One of the biggest determining factors in your credit score is your credit age or credit history.
What is Credit Age?
Credit age is just like how it sounds. It refers to how long you’ve had credit accounts open. Credit age makes up about 21 percent* of your credit score, so it’s important to know all about it.
Here’s a breakdown of credit age:
The Beginning of Credit Age
The age of your credit report goes back to the oldest reported item on the report. Each credit account that gets opened has a “date opened” next to it, referring to the month and date it was opened. The credit scoring models use this info to determine the age of your accounts. This means the date of your oldest account is the age of your credit report. Only accounts that are currently open are calculated into your credit score. The average age of your accounts is also considered in your overall credit age. It’s simply the average age of each current account.
Why Credit Age Matters
The older your credit history, the better.

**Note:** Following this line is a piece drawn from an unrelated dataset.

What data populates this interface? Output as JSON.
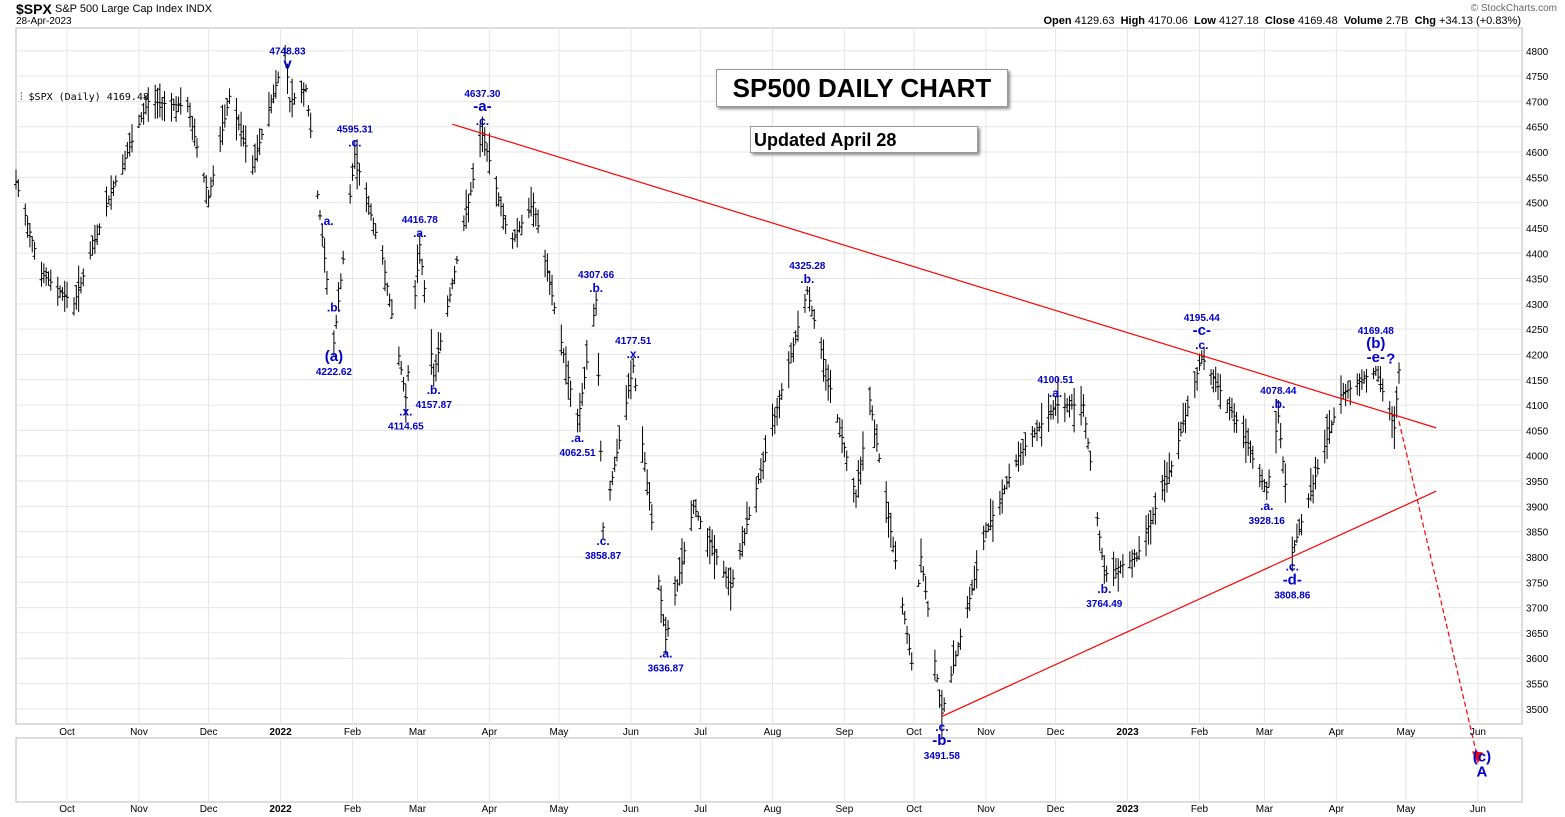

Lenders want to see that you can manage debt effectively over time. The longer you’ve shown you can pay off credit responsibly, the more creditworthy you are to lenders.
Keep Accounts Open
The best way to keep your credit age up is to keep accounts open, even paid-off accounts. You can just make small payments on them to keep them open to keep your age intact. If you close an account, it will age off your report and may affect your credit age, which can impact your overall credit score.
Do One Thing: Regularly check your credit report to keep your score as high as possible.